After verifying that my single node cluster was being setup correctly, I proceeded to develop a plugin to do Cloudera Hadoop initial setup along with a Cloudera Manager  installation on the Master node. As a result thereof, we can then roll out a cluster, connect to Cloudera Manager and use the Cloudera Manager interface to configure the Hadoop cluster. If further automation is possible with Cloudera Manager, I will work on that as an addendum to this effort.

The Plugins

Following the instructions here, I started building out the framework for my plugin. I called the foundational plugin centos (since my selected OS is centos).

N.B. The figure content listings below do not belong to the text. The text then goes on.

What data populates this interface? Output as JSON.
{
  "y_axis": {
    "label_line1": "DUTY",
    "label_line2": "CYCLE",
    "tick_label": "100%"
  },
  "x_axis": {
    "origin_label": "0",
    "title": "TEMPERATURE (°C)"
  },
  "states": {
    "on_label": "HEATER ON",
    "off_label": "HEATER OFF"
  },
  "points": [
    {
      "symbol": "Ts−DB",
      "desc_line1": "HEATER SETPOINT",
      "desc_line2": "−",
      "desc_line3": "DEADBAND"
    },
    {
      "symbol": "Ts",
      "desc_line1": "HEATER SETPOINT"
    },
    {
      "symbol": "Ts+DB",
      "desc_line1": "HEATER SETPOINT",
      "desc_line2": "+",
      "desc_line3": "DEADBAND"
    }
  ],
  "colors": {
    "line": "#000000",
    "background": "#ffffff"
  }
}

The CDH specific one will be called Cloudera.

Following directory structure is set up after StarCluster is installed –

In your home directory, a .starcluster directory, under which we have:

total 8
drwxr-xr-x   9 dwai  dlahiri   306 Dec 12 18:15 logs
drwxr-xr-x   4 dwai  dlahiri   136 Dec 13 10:01 plugins
-rw-r--r--   1 dwai  dlahiri  2409 Dec 13 10:01 config
drwxr-xr-x+ 65 dwai  dlahiri  2210 Dec 13 10:01 ..
drwxr-xr-x   5 dwai  dlahiri   170 Dec 13 10:01 .

Your new plugins will go into the plugins directory listed above (for now).

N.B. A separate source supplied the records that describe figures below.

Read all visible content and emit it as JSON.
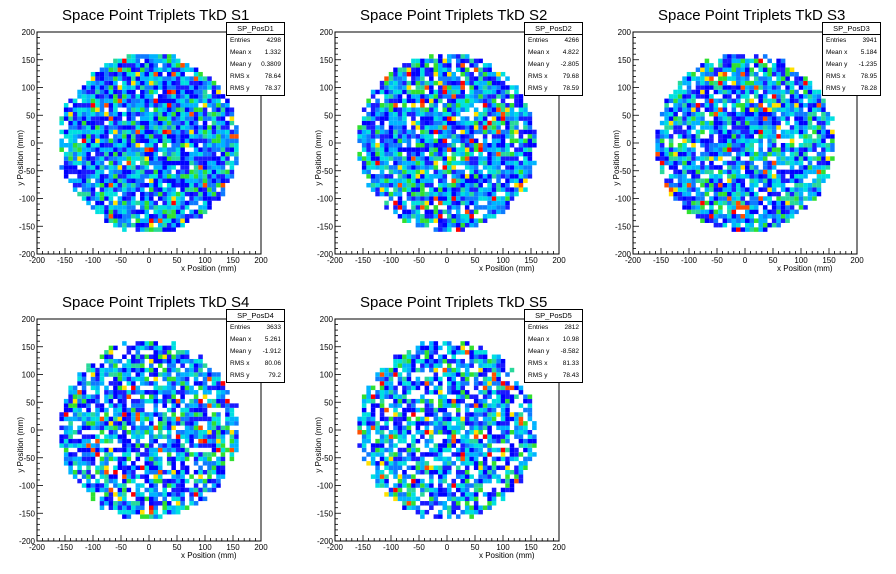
{
  "chart_data": [
    {
      "type": "heatmap",
      "title": "Space Point Triplets TkD S1",
      "xlabel": "x Position (mm)",
      "ylabel": "y Position (mm)",
      "xlim": [
        -200,
        200
      ],
      "ylim": [
        -200,
        200
      ],
      "xticks": [
        -200,
        -150,
        -100,
        -50,
        0,
        50,
        100,
        150,
        200
      ],
      "yticks": [
        -200,
        -150,
        -100,
        -50,
        0,
        50,
        100,
        150,
        200
      ],
      "binning": {
        "x_bins": 50,
        "y_bins": 50,
        "x_range": [
          -200,
          200
        ],
        "y_range": [
          -200,
          200
        ]
      },
      "distribution": {
        "shape": "disc",
        "radius_mm": 160
      },
      "stats": {
        "name": "SP_PosD1",
        "entries": "4298",
        "mean_x": "1.332",
        "mean_y": "0.3809",
        "rms_x": "78.64",
        "rms_y": "78.37"
      }
    },
    {
      "type": "heatmap",
      "title": "Space Point Triplets TkD S2",
      "xlabel": "x Position (mm)",
      "ylabel": "y Position (mm)",
      "xlim": [
        -200,
        200
      ],
      "ylim": [
        -200,
        200
      ],
      "xticks": [
        -200,
        -150,
        -100,
        -50,
        0,
        50,
        100,
        150,
        200
      ],
      "yticks": [
        -200,
        -150,
        -100,
        -50,
        0,
        50,
        100,
        150,
        200
      ],
      "binning": {
        "x_bins": 50,
        "y_bins": 50,
        "x_range": [
          -200,
          200
        ],
        "y_range": [
          -200,
          200
        ]
      },
      "distribution": {
        "shape": "disc",
        "radius_mm": 160
      },
      "stats": {
        "name": "SP_PosD2",
        "entries": "4266",
        "mean_x": "4.822",
        "mean_y": "-2.805",
        "rms_x": "79.68",
        "rms_y": "78.59"
      }
    },
    {
      "type": "heatmap",
      "title": "Space Point Triplets TkD S3",
      "xlabel": "x Position (mm)",
      "ylabel": "y Position (mm)",
      "xlim": [
        -200,
        200
      ],
      "ylim": [
        -200,
        200
      ],
      "xticks": [
        -200,
        -150,
        -100,
        -50,
        0,
        50,
        100,
        150,
        200
      ],
      "yticks": [
        -200,
        -150,
        -100,
        -50,
        0,
        50,
        100,
        150,
        200
      ],
      "binning": {
        "x_bins": 50,
        "y_bins": 50,
        "x_range": [
          -200,
          200
        ],
        "y_range": [
          -200,
          200
        ]
      },
      "distribution": {
        "shape": "disc",
        "radius_mm": 160
      },
      "stats": {
        "name": "SP_PosD3",
        "entries": "3941",
        "mean_x": "5.184",
        "mean_y": "-1.235",
        "rms_x": "78.95",
        "rms_y": "78.28"
      }
    },
    {
      "type": "heatmap",
      "title": "Space Point Triplets TkD S4",
      "xlabel": "x Position (mm)",
      "ylabel": "y Position (mm)",
      "xlim": [
        -200,
        200
      ],
      "ylim": [
        -200,
        200
      ],
      "xticks": [
        -200,
        -150,
        -100,
        -50,
        0,
        50,
        100,
        150,
        200
      ],
      "yticks": [
        -200,
        -150,
        -100,
        -50,
        0,
        50,
        100,
        150,
        200
      ],
      "binning": {
        "x_bins": 50,
        "y_bins": 50,
        "x_range": [
          -200,
          200
        ],
        "y_range": [
          -200,
          200
        ]
      },
      "distribution": {
        "shape": "disc",
        "radius_mm": 160
      },
      "stats": {
        "name": "SP_PosD4",
        "entries": "3633",
        "mean_x": "5.261",
        "mean_y": "-1.912",
        "rms_x": "80.06",
        "rms_y": "79.2"
      }
    },
    {
      "type": "heatmap",
      "title": "Space Point Triplets TkD S5",
      "xlabel": "x Position (mm)",
      "ylabel": "y Position (mm)",
      "xlim": [
        -200,
        200
      ],
      "ylim": [
        -200,
        200
      ],
      "xticks": [
        -200,
        -150,
        -100,
        -50,
        0,
        50,
        100,
        150,
        200
      ],
      "yticks": [
        -200,
        -150,
        -100,
        -50,
        0,
        50,
        100,
        150,
        200
      ],
      "binning": {
        "x_bins": 50,
        "y_bins": 50,
        "x_range": [
          -200,
          200
        ],
        "y_range": [
          -200,
          200
        ]
      },
      "distribution": {
        "shape": "disc",
        "radius_mm": 160
      },
      "stats": {
        "name": "SP_PosD5",
        "entries": "2812",
        "mean_x": "10.98",
        "mean_y": "-8.582",
        "rms_x": "81.33",
        "rms_y": "78.43"
      }
    }
  ],
  "stats_labels": {
    "entries": "Entries",
    "mean_x": "Mean x",
    "mean_y": "Mean y",
    "rms_x": "RMS x",
    "rms_y": "RMS y"
  },
  "palette": [
    "#0000ff",
    "#1a1aff",
    "#0e7bff",
    "#00b4ff",
    "#00e0e0",
    "#28d89a",
    "#30e030",
    "#ffe000",
    "#ff5000",
    "#ff0000"
  ]
}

This is as simple as this (the plugin in essence is a python script – we call it centos.py):

from starcluster.clustersetup import ClusterSetup
from starcluster.logger import log

global repo_to_install
global pkg_to_install

class WgetPackages(ClusterSetup):
	def __init__(self,pkg_to_wget):
		self.pkg_to_wget = pkg_to_wget
		log.debug('pkg_to_wget = %s' % pkg_to_wget)
	def run(self, nodes, master, user, user_shell, volumes):
		for node in nodes:
			log.info("Wgetting %s on %s" % (self.pkg_to_wget, node.alias))
			node.ssh.execute('wget %s' % self.pkg_to_wget)

class RpmInstaller(ClusterSetup):
	def __init__(self,rpm_to_install):
		self.rpm_to_install = rpm_to_install
		log.debug('rpm_to_install = %s' % rpm_to_install)
	def run(self, nodes, master, user, user_shell, volumes):
		for node in nodes:
			log.info("Installing %s on %s" % (self.rpm_to_install, node.alias))
			node.ssh.execute('yum -y --nogpgcheck localinstall %s' %self.rpm_to_install)

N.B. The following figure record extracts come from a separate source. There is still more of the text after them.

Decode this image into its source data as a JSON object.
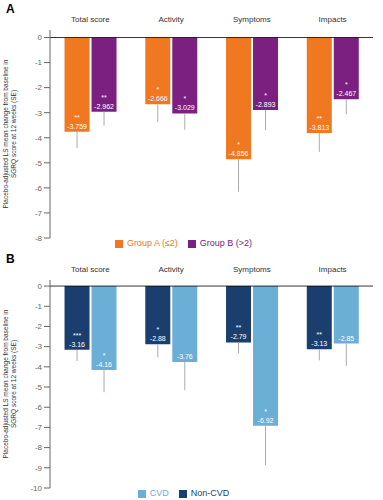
{
  "chart_data": [
    {
      "type": "bar",
      "title": "A",
      "categories": [
        "Total score",
        "Activity",
        "Symptoms",
        "Impacts"
      ],
      "series": [
        {
          "name": "Group A (≤2)",
          "color": "#F07820",
          "values": [
            -3.759,
            -2.666,
            -4.856,
            -3.813
          ],
          "errors": [
            0.65,
            0.7,
            1.3,
            0.75
          ],
          "stars": [
            "**",
            "*",
            "*",
            "**"
          ]
        },
        {
          "name": "Group B (>2)",
          "color": "#7B2080",
          "values": [
            -2.962,
            -3.029,
            -2.893,
            -2.467
          ],
          "errors": [
            0.55,
            0.65,
            0.8,
            0.6
          ],
          "stars": [
            "**",
            "*",
            "*",
            "*"
          ]
        }
      ],
      "ylabel": "Placebo-adjusted LS mean change from baseline in\nSGRQ score at 12 weeks (SE)",
      "ylim": [
        -8,
        0.3
      ],
      "yticks": [
        0,
        -1,
        -2,
        -3,
        -4,
        -5,
        -6,
        -7,
        -8
      ],
      "grid": false,
      "data_labels": true,
      "legend": "bottom"
    },
    {
      "type": "bar",
      "title": "B",
      "categories": [
        "Total score",
        "Activity",
        "Symptoms",
        "Impacts"
      ],
      "series": [
        {
          "name": "Non-CVD",
          "color": "#1A3F6F",
          "values": [
            -3.16,
            -2.88,
            -2.79,
            -3.13
          ],
          "errors": [
            0.55,
            0.65,
            0.55,
            0.55
          ],
          "stars": [
            "***",
            "*",
            "**",
            "**"
          ]
        },
        {
          "name": "CVD",
          "color": "#6BAED6",
          "values": [
            -4.16,
            -3.76,
            -6.92,
            -2.85
          ],
          "errors": [
            1.1,
            1.4,
            1.95,
            1.1
          ],
          "stars": [
            "*",
            null,
            "*",
            null
          ]
        }
      ],
      "ylabel": "Placebo-adjusted LS mean change from baseline in\nSGRQ score at 12 weeks (SE)",
      "ylim": [
        -10,
        0.3
      ],
      "yticks": [
        0,
        -1,
        -2,
        -3,
        -4,
        -5,
        -6,
        -7,
        -8,
        -9,
        -10
      ],
      "grid": false,
      "data_labels": true,
      "legend": "bottom"
    }
  ]
}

class RepoConfigurator(ClusterSetup):
	def __init__(self,repo_to_install):
		self.repo_to_install  = repo_to_install
		log.debug('repo_to_install = %s' % repo_to_install)
	def run(self, nodes, master, user, user_shell, volumes):
		for node in nodes:
			log.info("Installing %s on %s" % (self.repo_to_install, node.alias))
			node.ssh.execute('rpm --import %s' % self.repo_to_install)

class PackageInstaller(ClusterSetup):
	def __init__(self,pkg_to_install):
		self.pkg_to_install  = pkg_to_install
		log.debug('pkg_to_install = %s' % pkg_to_install)
	def run(self, nodes, master, user, user_shell, volumes):
		for node in nodes:
			log.info("Installing %s on %s" % (self.pkg_to_install, node.alias))
			node.ssh.execute('yum -y install %s' % self.pkg_to_install)

Now we can reference the plugin in our configuration file:

[cluster testcluster]
keyname = testcluster
cluster_size = 1
cluster_user = sgeadmin
cluster_shell = bash
node_image_id = ami-0db22764
node_instance_type = t1.micro
plugins = wgetter,rpminstaller,repoinstaller,pkginstaller,sge
permissions = zookeeper.1, zookeeper.2, accumulo.monitor, hdfs, jobtracker, tablet_server, master_server, accumulo_logger, accumulo_tracer, datanode_data, datanode_metadata, tasktrackers, namenode_http_monitor, datanode_http_monitor, accumulo, accumulo_http_monitor

[plugin wgetter]
setup_class = centos.WgetPackages
pkg_to_wget = "http://archive.cloudera.com/cdh4/one-click-install/redhat/5/x86_64/cloudera-cdh-4-0.x86_64.rpm"

[plugin rpminstaller]
setup_class = centos.RpmInstaller
rpm_to_install = cloudera-cdh-4-0.x86_64.rpm

[plugin repoinstaller]
setup_class = centos.RepoConfigurator
repo_to_install = "http://archive.cloudera.com/cdh4/redhat/5/x86_64/cdh/RPM-GPG-KEY-cloudera"

[plugin pkginstaller]
setup_class = centos.PackageInstaller
pkg_to_install = hadoop-0.20-mapreduce-jobtracker

This is not complete by any means – I intend to post the complete plugin + framework in a series of subsequent posts.